Low section of soccer player with ball against goalkeeper showing data breach and sale on hacking forum

Hackers Behind EA Data Breach Are Selling FIFA 21 Source Code on an Underground Hacking Forum

Hackers stole Electronic Arts’ source code for FIFA 21, the Frostbite engine, and game development tools, according to MotherBoard.

Earlier this week, the hackers behind the EA data breach also announced that they were selling about 780 gigabytes of the stolen game source code and tools on an underground hacking forum.

The threat actors shared screenshots of the stolen source code and directory listings to prove the legitimacy of their claims.
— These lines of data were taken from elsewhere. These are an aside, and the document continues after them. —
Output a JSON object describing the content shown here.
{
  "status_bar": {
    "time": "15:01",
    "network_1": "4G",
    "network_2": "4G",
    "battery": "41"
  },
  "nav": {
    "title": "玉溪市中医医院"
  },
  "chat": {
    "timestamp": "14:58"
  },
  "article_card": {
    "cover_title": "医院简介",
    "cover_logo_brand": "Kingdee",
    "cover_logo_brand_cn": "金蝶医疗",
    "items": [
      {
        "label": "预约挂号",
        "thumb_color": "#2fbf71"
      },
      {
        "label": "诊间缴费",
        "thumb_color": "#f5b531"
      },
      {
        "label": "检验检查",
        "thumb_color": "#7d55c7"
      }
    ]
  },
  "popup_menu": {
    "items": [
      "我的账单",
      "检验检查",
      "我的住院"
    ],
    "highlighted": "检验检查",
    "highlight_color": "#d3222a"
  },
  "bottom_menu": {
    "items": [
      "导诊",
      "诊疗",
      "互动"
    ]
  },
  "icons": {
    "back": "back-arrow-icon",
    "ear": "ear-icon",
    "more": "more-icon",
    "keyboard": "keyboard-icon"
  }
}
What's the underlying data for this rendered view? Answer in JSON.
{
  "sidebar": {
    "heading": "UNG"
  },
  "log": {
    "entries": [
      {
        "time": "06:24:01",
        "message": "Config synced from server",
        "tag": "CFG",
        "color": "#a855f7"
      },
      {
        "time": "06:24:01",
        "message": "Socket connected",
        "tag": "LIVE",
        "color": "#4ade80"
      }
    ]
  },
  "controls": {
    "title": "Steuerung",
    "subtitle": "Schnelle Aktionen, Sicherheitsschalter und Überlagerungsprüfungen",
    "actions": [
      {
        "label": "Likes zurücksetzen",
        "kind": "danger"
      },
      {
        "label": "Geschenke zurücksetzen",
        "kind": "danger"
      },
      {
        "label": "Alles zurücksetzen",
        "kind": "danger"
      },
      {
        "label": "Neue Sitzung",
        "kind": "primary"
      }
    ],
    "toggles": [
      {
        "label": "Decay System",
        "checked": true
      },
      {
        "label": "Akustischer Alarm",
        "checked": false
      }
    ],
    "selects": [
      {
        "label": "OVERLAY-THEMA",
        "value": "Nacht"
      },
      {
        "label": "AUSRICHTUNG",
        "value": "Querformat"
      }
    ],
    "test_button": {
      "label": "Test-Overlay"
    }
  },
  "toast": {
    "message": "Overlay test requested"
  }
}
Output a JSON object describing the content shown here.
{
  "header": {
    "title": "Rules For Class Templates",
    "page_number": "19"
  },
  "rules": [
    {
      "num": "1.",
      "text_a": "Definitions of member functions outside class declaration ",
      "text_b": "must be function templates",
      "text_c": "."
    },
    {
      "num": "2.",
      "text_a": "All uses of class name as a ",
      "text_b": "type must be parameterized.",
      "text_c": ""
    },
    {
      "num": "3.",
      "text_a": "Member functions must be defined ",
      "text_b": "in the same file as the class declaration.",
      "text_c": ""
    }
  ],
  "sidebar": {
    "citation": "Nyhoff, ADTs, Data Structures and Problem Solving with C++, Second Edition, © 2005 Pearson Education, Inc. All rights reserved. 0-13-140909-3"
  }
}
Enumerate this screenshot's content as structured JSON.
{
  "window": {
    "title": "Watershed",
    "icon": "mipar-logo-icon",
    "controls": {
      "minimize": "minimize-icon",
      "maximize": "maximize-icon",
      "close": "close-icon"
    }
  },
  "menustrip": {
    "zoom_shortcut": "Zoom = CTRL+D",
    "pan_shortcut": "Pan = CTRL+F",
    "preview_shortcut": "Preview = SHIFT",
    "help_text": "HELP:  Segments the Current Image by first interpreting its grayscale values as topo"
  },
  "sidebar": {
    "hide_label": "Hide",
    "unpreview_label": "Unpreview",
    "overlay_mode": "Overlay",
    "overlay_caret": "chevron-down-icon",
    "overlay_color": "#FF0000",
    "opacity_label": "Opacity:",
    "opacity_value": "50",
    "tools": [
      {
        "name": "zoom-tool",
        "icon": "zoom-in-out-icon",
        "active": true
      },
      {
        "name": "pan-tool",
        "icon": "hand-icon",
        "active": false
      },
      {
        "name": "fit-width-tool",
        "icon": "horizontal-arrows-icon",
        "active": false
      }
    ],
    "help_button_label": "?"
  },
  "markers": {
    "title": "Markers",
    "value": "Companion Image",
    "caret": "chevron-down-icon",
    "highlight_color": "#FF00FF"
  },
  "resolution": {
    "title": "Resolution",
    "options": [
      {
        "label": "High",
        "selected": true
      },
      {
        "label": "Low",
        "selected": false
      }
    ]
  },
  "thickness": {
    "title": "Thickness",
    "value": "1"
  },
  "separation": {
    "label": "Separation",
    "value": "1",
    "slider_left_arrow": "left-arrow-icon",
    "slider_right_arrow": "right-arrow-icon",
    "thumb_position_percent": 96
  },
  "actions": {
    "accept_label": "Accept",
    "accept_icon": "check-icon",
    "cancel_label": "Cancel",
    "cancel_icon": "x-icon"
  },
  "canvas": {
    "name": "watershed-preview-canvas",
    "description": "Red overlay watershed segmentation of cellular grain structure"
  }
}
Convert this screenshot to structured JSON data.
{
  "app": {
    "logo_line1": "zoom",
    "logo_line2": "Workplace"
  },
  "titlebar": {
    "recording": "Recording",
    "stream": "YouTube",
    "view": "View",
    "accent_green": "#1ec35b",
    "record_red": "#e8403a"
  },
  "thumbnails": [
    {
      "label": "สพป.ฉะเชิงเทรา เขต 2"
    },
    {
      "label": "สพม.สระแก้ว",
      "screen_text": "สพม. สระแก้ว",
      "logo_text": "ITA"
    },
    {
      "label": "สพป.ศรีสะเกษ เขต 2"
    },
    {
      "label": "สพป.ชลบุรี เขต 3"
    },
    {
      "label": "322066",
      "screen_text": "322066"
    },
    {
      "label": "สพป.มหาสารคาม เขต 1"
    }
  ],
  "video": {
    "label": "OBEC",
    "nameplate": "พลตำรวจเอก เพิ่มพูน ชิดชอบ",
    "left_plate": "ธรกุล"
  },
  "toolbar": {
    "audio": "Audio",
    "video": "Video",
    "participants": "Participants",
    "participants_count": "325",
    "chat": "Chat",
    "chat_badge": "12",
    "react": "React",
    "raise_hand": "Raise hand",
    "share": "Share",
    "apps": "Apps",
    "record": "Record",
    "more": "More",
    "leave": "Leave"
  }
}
Additionally, the hackers claim they have Microsoft’s Xbox and Sony’s SDKs and API keys for sale.

Electronic Arts data breach had no impact on business, gaming, or players’ privacy

An EA spokesman acknowledged the data breach that exposed a “limited” number of source code repositories and development tools.

“We are investigating a recent incident of intrusion into our network where a limited amount of game source code and related tools were stolen. No player data was accessed, and we have no reason to believe there is any risk to player privacy.”

The company added that it did not expect an impact on its business or gaming activity after the data breach.

Additionally, EA disclosed that it was working with law enforcement officials and other experts as part of the ongoing criminal investigation.

Electronic Arts also clarified that the data breach was not a ransomware incident, unlike recent high-profile compromises against Colonial Pipeline and JBS.

Threat actors list stolen data on an underground hacking forum

The threat actors responsible for the EA data breach announced they were selling the stolen data on an underground hacking forum.

For $28 million, they promised potential buyers that they would also transfer the “full capability of exploiting” the video game company to their customers.

“You have full capability of exploiting on all EA services,” screenshots from the underground hacking forum shared by Motherboard read.

Part of the stolen data includes API keys for FIFA 22, Xbox, Sony, and SDK debug tools. The hackers also accessed XB PS and EA pfx and crt with key, according to Bleeping Computer.

Apart from the security details, the hackers also stole FIFA 22, FIFA 21 matchmaking server, and Frostbite engine source codes, proprietary EA frameworks, SDKs, and debug tools.

The game engine is at the core of several games, including FIFA, Battlefield, and Star Wars. However, the hackers did not upload any source code to the underground hacking forum.

Apart from the immediate financial gain, stolen source codes could allow hackers to discover weaknesses in the game engine for future compromise.

When questioned on how they breached the Electronic Arts’ computer network, the hackers declined to reveal their tactics. However, EA said that it had experienced a network outage that allowed the hacker to steal data.

Commenting on EA data breach, Erich Kron, security awareness advocate at KnowBe4, says:

“This incident demonstrates the fact that even high-tech organizations are vulnerable to potential data breaches. In this case, the source code for several products, some very valuable and costly to produce intellectual property, has been stolen by the cybercriminals and offered on the open market.”

Kron noted that if the information contains a significant amount of proprietary information, it could be valuable to competitors.

“Unfortunately, these successful attacks are often a byproduct of human error,” Kron added. “Reused passwords or harvested credentials are common ways for attackers to gain access to systems and networks.”

According to Kron, it was important for organizations to regularly educate employees on various potential attack vectors.

“In addition, robust data loss prevention controls can help spot when sensitive data may be moving out of the victim’s network and play an important role in an organization’s layered security strategy,” he said.

“This sort of breach could potentially take down an organization,” Saryu Nayyar, CEO at Gurucul, said. “Game source code is highly proprietary and sensitive intellectual property that is the heartbeat of a company’s service or offering.”

Nayyar compared leaking a company’s source code to “virtually taking its life.” Although only a limited amount of source code was exposed, Nayyar said that “the heartbeat has been interrupted, and there’s no telling how this attack will ultimately impact the lifeblood of the company’s gaming services down the line.”